About the ARC-SparX Platform Technology
The ARC-SparX platform is designed to allow for controllability and adaptability to potentially reduce toxicities that are often associated with serious dose-limiting adverse events and to overcome tumor heterogeneity. It is a modular therapy which utilizes a universal autologous ARC-T cell combined with one or more antigen-specific SparX protein to separate the tumor-recognition and tumor-killing functions. SparX (soluble protein antigen-receptor X-linkers) proteins utilize our D-Domain technology engineered to recognize antigens on the surface of diseased cells and flags those cells for detection by the ARC-T cells. ARC-T cells express a D-Domain-based CAR engineered to specifically recognize a unique TAG sequence in the SparX protein. ARC-T cells can be dosed separately and are designed to be activated to kill the target cell only when they encounter a SparX protein bound to the target antigen and thus can be controlled through dose modulation of the SparX protein. Arcellx has developed a collection of SparX proteins that bind different antigens on the surface of diseased cells. Multiple SparX proteins with different antigen specificity can be administered to potentially address antigen heterogeneity or antigen escape that contribute to relapsed and refractory disease.
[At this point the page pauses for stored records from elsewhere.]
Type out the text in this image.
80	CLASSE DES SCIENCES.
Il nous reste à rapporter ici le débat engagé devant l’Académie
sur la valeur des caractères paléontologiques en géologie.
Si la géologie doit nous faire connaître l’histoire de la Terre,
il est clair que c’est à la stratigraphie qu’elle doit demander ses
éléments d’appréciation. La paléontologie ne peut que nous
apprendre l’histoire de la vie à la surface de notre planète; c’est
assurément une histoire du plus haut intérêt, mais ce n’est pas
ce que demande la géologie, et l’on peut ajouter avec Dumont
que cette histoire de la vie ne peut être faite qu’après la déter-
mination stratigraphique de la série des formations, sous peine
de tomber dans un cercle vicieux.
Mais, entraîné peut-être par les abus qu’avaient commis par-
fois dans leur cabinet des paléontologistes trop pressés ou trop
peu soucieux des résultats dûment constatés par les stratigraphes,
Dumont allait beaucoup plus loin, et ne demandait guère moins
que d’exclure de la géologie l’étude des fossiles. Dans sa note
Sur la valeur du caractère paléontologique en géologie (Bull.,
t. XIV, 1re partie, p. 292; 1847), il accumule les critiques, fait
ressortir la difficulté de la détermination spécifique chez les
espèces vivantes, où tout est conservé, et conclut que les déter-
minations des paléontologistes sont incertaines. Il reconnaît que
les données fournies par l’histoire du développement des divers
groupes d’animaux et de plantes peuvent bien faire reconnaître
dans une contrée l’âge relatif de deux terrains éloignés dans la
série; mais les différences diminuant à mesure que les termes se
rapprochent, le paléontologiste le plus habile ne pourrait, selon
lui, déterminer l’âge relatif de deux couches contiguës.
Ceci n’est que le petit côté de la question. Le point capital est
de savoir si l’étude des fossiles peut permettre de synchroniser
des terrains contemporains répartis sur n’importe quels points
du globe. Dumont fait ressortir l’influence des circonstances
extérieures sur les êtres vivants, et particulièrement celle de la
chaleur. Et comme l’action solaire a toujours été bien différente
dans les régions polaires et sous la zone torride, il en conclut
About the Phase 1 Study Evaluating ACLX-002 for Patients with Acute Myeloid Leukemia or Myelodysplastic Syndrome (NCT05457010)
The Phase 1 study evaluating ACLX-002 in adults with relapsed and/or refractory acute myeloid leukemia (AML) or high-risk myelodysplastic syndrome (MDS) is an open-label, multicenter, dose escalation clinical trial designed to evaluate the safety of ACLX-002. Secondary objectives are to measure anti-tumor activity and pharmacokinetics of both SparX-002 and ARC-T cells.